Credits: NASA/Johns Hopkins University Applied Physics Laboratory/Carnegie Institution of Washington and Dr Paolo C. Fienga/LXTT/IPF for the additional process. and color.

This frame, obtained by the NASA - MESSENGER Spacecraft on Frebruary, 25, 2014, which shows us a Mercurian Northern Hemisphere's Unnamed Impact Crater - approx. 12,5 Km - such as about 7,76 miles in diameter -, suggested a question that we would like to ask you as much as ourselves: do those extremely common and bright (---> highly reflective) Mercurian Surface Features known as "Hollows" form preferentially on those Crater Walls (---> Inner and Outer Slopes as wll as thier Rims) which receive a more direct (---> and therefore intense) Sunlight?

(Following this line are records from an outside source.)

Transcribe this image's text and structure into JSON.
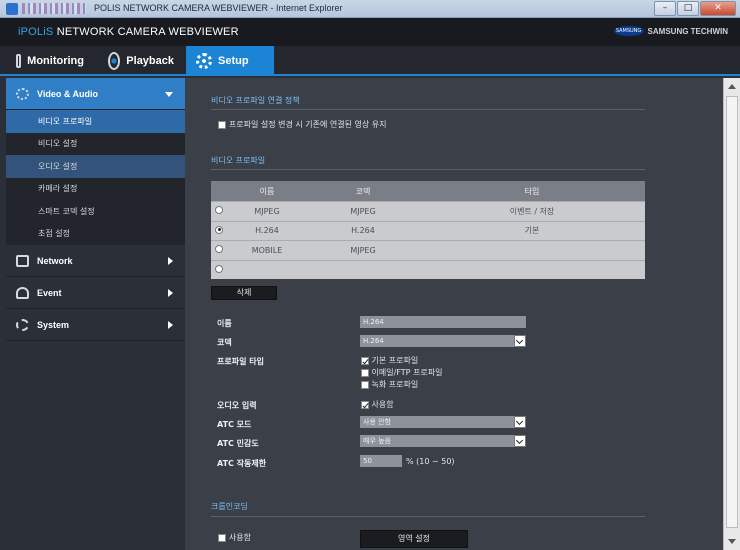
{
  "window": {
    "title": "POLIS NETWORK CAMERA WEBVIEWER - Internet Explorer",
    "min": "–",
    "max": "□",
    "close": "✕"
  },
  "header": {
    "brand_prefix": "iPOLiS",
    "brand_suffix": "NETWORK CAMERA WEBVIEWER",
    "company_logo": "SAMSUNG",
    "company": "SAMSUNG TECHWIN"
  },
  "tabs": [
    {
      "label": "Monitoring",
      "icon": "monitor-icon",
      "active": false
    },
    {
      "label": "Playback",
      "icon": "playback-icon",
      "active": false
    },
    {
      "label": "Setup",
      "icon": "gear-icon",
      "active": true
    }
  ],
  "sidebar": {
    "sections": [
      {
        "label": "Video & Audio",
        "icon": "film-icon",
        "expanded": true,
        "items": [
          "비디오 프로파일",
          "비디오 설정",
          "오디오 설정",
          "카메라 설정",
          "스마트 코덱 설정",
          "초점 설정"
        ]
      },
      {
        "label": "Network",
        "icon": "network-icon",
        "expanded": false
      },
      {
        "label": "Event",
        "icon": "event-icon",
        "expanded": false
      },
      {
        "label": "System",
        "icon": "system-icon",
        "expanded": false
      }
    ]
  },
  "main": {
    "link_section": {
      "title": "비디오 프로파일 연결 정책",
      "checkbox_label": "프로파일 설정 변경 시 기존에 연결된 영상 유지",
      "checked": false
    },
    "profile_section": {
      "title": "비디오 프로파일",
      "columns": [
        "이름",
        "코덱",
        "타입"
      ],
      "rows": [
        {
          "name": "MJPEG",
          "codec": "MJPEG",
          "type": "이벤트 / 저장",
          "selected": false
        },
        {
          "name": "H.264",
          "codec": "H.264",
          "type": "기본",
          "selected": true
        },
        {
          "name": "MOBILE",
          "codec": "MJPEG",
          "type": "",
          "selected": false
        },
        {
          "name": "",
          "codec": "",
          "type": "",
          "selected": false
        }
      ],
      "delete_label": "삭제"
    },
    "form": {
      "name_label": "이름",
      "name_value": "H.264",
      "codec_label": "코덱",
      "codec_value": "H.264",
      "profile_type_label": "프로파일 타입",
      "profile_types": [
        {
          "label": "기본 프로파일",
          "checked": true
        },
        {
          "label": "이메일/FTP 프로파일",
          "checked": false
        },
        {
          "label": "녹화 프로파일",
          "checked": false
        }
      ],
      "audio_label": "오디오 입력",
      "audio_option": "사용함",
      "audio_checked": true,
      "atc_mode_label": "ATC 모드",
      "atc_mode_value": "사용 안함",
      "atc_sens_label": "ATC 민감도",
      "atc_sens_value": "매우 높음",
      "atc_limit_label": "ATC 작동제한",
      "atc_limit_value": "50",
      "atc_limit_unit": "% (10 ~ 50)"
    },
    "crop_section": {
      "title": "크롭인코딩",
      "enable_label": "사용함",
      "enable_checked": false,
      "area_button": "영역 설정"
    }
  }
}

In the Northern Hemisphere of Mercury, the Northern Walls of the Impact Craters are frequently flooded by a very intense Sunlight (meaning that they are almost always VERY well illuminated), while their Southern Walls only receive grazing Sunlight and therefore they are more often in Shadow; on the other hand (and we just say, "obviously"), in the Mercurian Southern Hemisphere, the Impact Craters' Northern Walls are the ones which receive just grazing Sunlight (and therefore are much less illuminated) while the Southern Walls get more direct (and therefore stronger) Sunlight. Said that, Planetary Scientists, on the base of their observations (mostly founded on the NASA - MESSENGER Spacecraft's images), believe that the greater the Solar Heating is experienced by the Walls of any given Impact Crater, the more Hollows will form on its (both Inner and Outer) Slopes and Rims (in other words: the direct Solar Illumination should reasonably be an important - if not decisive - factor in the formation of Hollows on the Walls of the Impact Craters located on both Mercury's Hemispheres).

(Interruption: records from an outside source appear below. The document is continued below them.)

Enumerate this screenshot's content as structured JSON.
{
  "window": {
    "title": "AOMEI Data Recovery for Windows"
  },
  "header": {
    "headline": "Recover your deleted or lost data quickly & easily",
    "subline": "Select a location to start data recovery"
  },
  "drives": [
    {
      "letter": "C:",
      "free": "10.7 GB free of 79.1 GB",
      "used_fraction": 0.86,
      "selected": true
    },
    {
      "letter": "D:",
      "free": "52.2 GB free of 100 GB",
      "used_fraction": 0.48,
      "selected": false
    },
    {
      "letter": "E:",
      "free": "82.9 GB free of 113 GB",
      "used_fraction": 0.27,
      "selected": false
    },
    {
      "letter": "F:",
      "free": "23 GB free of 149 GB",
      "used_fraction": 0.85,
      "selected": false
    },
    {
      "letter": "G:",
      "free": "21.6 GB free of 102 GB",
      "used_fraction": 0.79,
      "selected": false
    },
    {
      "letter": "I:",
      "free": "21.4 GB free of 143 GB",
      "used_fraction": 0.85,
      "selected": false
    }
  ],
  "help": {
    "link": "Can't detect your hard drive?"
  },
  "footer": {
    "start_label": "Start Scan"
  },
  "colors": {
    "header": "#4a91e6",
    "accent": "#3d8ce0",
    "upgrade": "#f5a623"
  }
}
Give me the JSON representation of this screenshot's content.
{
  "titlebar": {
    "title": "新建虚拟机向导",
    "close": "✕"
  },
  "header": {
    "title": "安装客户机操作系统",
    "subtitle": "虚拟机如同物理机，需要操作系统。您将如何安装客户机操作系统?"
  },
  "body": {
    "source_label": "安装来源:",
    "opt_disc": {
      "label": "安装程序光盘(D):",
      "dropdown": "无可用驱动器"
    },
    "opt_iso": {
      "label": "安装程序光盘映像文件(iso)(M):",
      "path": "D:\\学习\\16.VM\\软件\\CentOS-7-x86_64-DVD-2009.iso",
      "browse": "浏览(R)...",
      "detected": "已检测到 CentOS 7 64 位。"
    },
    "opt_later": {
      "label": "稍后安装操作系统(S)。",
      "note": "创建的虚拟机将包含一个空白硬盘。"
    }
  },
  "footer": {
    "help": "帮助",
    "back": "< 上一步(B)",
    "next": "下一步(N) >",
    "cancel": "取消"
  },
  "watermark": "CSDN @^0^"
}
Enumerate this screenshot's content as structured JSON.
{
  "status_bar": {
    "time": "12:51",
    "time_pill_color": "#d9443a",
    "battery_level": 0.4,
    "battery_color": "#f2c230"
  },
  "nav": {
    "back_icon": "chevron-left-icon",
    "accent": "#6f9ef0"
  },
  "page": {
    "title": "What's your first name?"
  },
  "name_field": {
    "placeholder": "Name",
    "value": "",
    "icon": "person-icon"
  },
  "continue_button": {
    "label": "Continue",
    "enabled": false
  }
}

Images like the one here can help us to answer this question and what we see in today's APOD is found in an area of focus (---> interest) for the current NASA - MESSENGER Spacecraft's Low-Altitude Imaging Campaign. Perhaps, in the (near) future, we may know more about all this: let's just wait an see what happens...

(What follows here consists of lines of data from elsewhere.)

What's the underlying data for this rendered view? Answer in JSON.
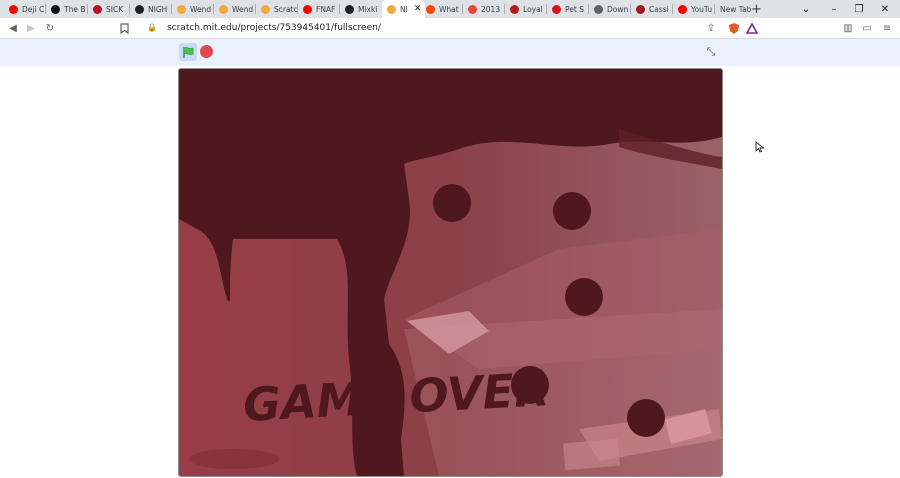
{
  "tabs": [
    {
      "label": "Deji C",
      "icon": "youtube-icon",
      "color": "#ff0000"
    },
    {
      "label": "The B",
      "icon": "tiktok-icon",
      "color": "#111111"
    },
    {
      "label": "SICK",
      "icon": "red-circle-icon",
      "color": "#c0111f"
    },
    {
      "label": "NIGH",
      "icon": "logo-icon",
      "color": "#222222"
    },
    {
      "label": "Wend",
      "icon": "bookmark-icon",
      "color": "#f2a93b"
    },
    {
      "label": "Wend",
      "icon": "bookmark-icon",
      "color": "#f2a93b"
    },
    {
      "label": "Scratc",
      "icon": "bookmark-icon",
      "color": "#f2a93b"
    },
    {
      "label": "FNAF",
      "icon": "youtube-icon",
      "color": "#ff0000"
    },
    {
      "label": "Mixki",
      "icon": "circle-icon",
      "color": "#202124"
    },
    {
      "label": "NI",
      "icon": "bookmark-icon",
      "color": "#f2a93b",
      "active": true
    },
    {
      "label": "What",
      "icon": "reddit-icon",
      "color": "#ff4500"
    },
    {
      "label": "2013",
      "icon": "target-icon",
      "color": "#e8463a"
    },
    {
      "label": "Loyal",
      "icon": "red-circle-icon",
      "color": "#b31c1c"
    },
    {
      "label": "Pet S",
      "icon": "square-icon",
      "color": "#d2151c"
    },
    {
      "label": "Down",
      "icon": "download-icon",
      "color": "#5f6368"
    },
    {
      "label": "Cassi",
      "icon": "red-circle-icon",
      "color": "#9b1b1b"
    },
    {
      "label": "YouTu",
      "icon": "youtube-icon",
      "color": "#ff0000"
    },
    {
      "label": "New Tab",
      "icon": "",
      "color": ""
    }
  ],
  "address": {
    "url": "scratch.mit.edu/projects/753945401/fullscreen/"
  },
  "stage": {
    "text": "GAME OVER"
  },
  "colors": {
    "accent": "#e9f1fc",
    "flag": "#4cbf56",
    "stop": "#e0484f"
  }
}
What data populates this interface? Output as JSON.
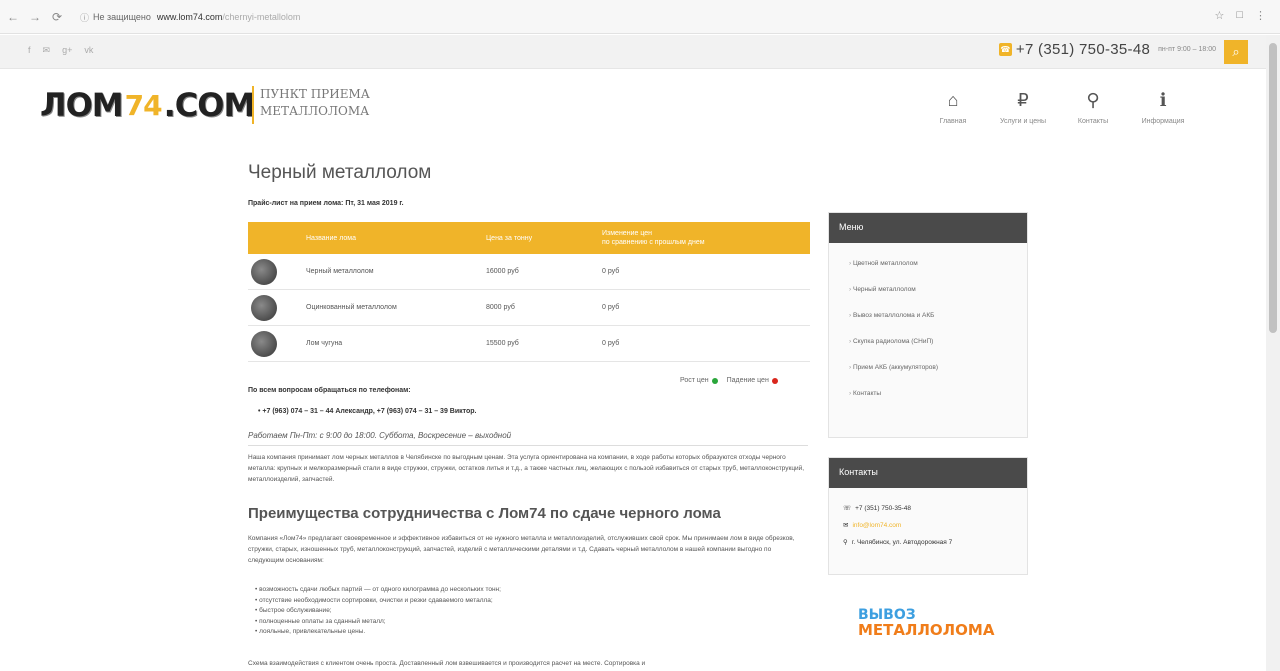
{
  "browser": {
    "nav": [
      "←",
      "→",
      "⟳"
    ],
    "lock": "ⓘ",
    "address_prefix": "Не защищено",
    "url_host": "www.lom74.com",
    "url_path": "/chernyi-metallolom",
    "right_icons": [
      "☆",
      "□",
      "⋮"
    ]
  },
  "topbar": {
    "social": [
      "f",
      "✉",
      "g+",
      "vk"
    ],
    "phone": "+7 (351) 750-35-48",
    "hours": "пн-пт 9:00 – 18:00",
    "search_icon": "search-icon"
  },
  "header": {
    "logo_a": "ЛОМ",
    "logo_b": "74",
    "logo_c": ".COM",
    "tagline_1": "ПУНКТ ПРИЕМА",
    "tagline_2": "МЕТАЛЛОЛОМА",
    "nav": [
      {
        "icon": "home-icon",
        "glyph": "⌂",
        "label": "Главная"
      },
      {
        "icon": "ruble-icon",
        "glyph": "₽",
        "label": "Услуги и цены"
      },
      {
        "icon": "map-pin-icon",
        "glyph": "⚲",
        "label": "Контакты"
      },
      {
        "icon": "info-icon",
        "glyph": "ℹ",
        "label": "Информация"
      }
    ]
  },
  "main": {
    "title": "Черный металлолом",
    "price_date": "Прайс-лист на прием лома: Пт, 31 мая 2019 г.",
    "table": {
      "headers": [
        "Название лома",
        "Цена за тонну",
        "Изменение цен",
        "по сравнению с прошлым днем"
      ],
      "rows": [
        {
          "name": "Черный металлолом",
          "price": "16000 руб",
          "change": "0 руб"
        },
        {
          "name": "Оцинкованный металлолом",
          "price": "8000 руб",
          "change": "0 руб"
        },
        {
          "name": "Лом чугуна",
          "price": "15500 руб",
          "change": "0 руб"
        }
      ]
    },
    "legend_up": "Рост цен",
    "legend_down": "Падение цен",
    "up_color": "#2aa63a",
    "down_color": "#d9261c",
    "phones_heading": "По всем вопросам обращаться по телефонам:",
    "phones_line": "+7 (963) 074 – 31 – 44 Александр, +7 (963) 074 – 31 – 39 Виктор.",
    "hours_line": "Работаем Пн-Пт: с 9:00 до 18:00. Суббота, Воскресение – выходной",
    "intro": "Наша компания принимает лом черных металлов в Челябинске по выгодным ценам. Эта услуга ориентирована на компании, в ходе работы которых образуются отходы черного металла: крупных и мелкоразмерный стали в виде стружки, стружки, остатков литья и т.д., а также частных лиц, желающих с пользой избавиться от старых труб, металлоконструкций, металлоизделий, запчастей.",
    "section_title": "Преимущества сотрудничества с Лом74 по сдаче черного лома",
    "section_text": "Компания «Лом74» предлагает своевременное и эффективное избавиться от не нужного металла и металлоизделий, отслуживших свой срок. Мы принимаем лом в виде обрезков, стружки, старых, изношенных труб, металлоконструкций, запчастей, изделий с металлическими деталями и т.д. Сдавать черный металлолом в нашей компании выгодно по следующим основаниям:",
    "bullets": [
      "возможность сдачи любых партий — от одного килограмма до нескольких тонн;",
      "отсутствие необходимости сортировки, очистки и резки сдаваемого металла;",
      "быстрое обслуживание;",
      "полноценные оплаты за сданный металл;",
      "лояльные, привлекательные цены."
    ],
    "bottom_text": "Схема взаимодействия с клиентом очень проста. Доставленный лом взвешивается и производится расчет на месте. Сортировка и"
  },
  "sidebar": {
    "menu_title": "Меню",
    "menu": [
      "Цветной металлолом",
      "Черный металлолом",
      "Вывоз металлолома и АКБ",
      "Скупка радиолома (СНиП)",
      "Прием АКБ (аккумуляторов)",
      "Контакты"
    ],
    "contacts_title": "Контакты",
    "contact_phone": "+7 (351) 750-35-48",
    "contact_email": "info@lom74.com",
    "contact_address": "г. Челябинск, ул. Автодорожная 7",
    "ad_line1": "ВЫВОЗ",
    "ad_line2": "МЕТАЛЛОЛОМА"
  }
}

Date acquired: February, 25th, 2014
Image Mission Elapsed Time (MET): 35646241
Image ID: 5828285
InstrumentNarrow Angle Camera (NAC) of the Mercury Dual Imaging System (MDIS)
Center Latitude: 42,92° North
Center Longitude: 330,90° East
Solar Incidence Angle: 43,5° (meaning that the Sun, at the time that the picture was taken, was about 46,5° above the imaged Local Mercurian Horizon)
Emission Angle: 46,1°
Sun-Mercury-Messenger (or "Phase") Angle: 30,1°

This picture (which is an Original NASA - MESSENGER Spacecraft's b/w and NON-Map-Projected image published on the NASA - Planetary Photojournal with the ID n. PIA 18247) has been additionally processed, contrast enhanced, Gamma corrected, magnified to aid the visibility of the details and then colorized in Absolute Natural Colors (such as the colors that a human eye would actually perceive if someone were onboard the NASA - MESSENGER Spacecraft and then looked outside, towards the Surface of Mercury), by using an original technique created - and, in time, dramatically improved - by the Lunar Explorer Italia Team. Different colors, as well as different shades of the same color, mean, among other things, the existence of different Elements (Minerals) present on the Surface of Mercury, each having a different Albedo (---> Reflectivity) and Chemical Composition.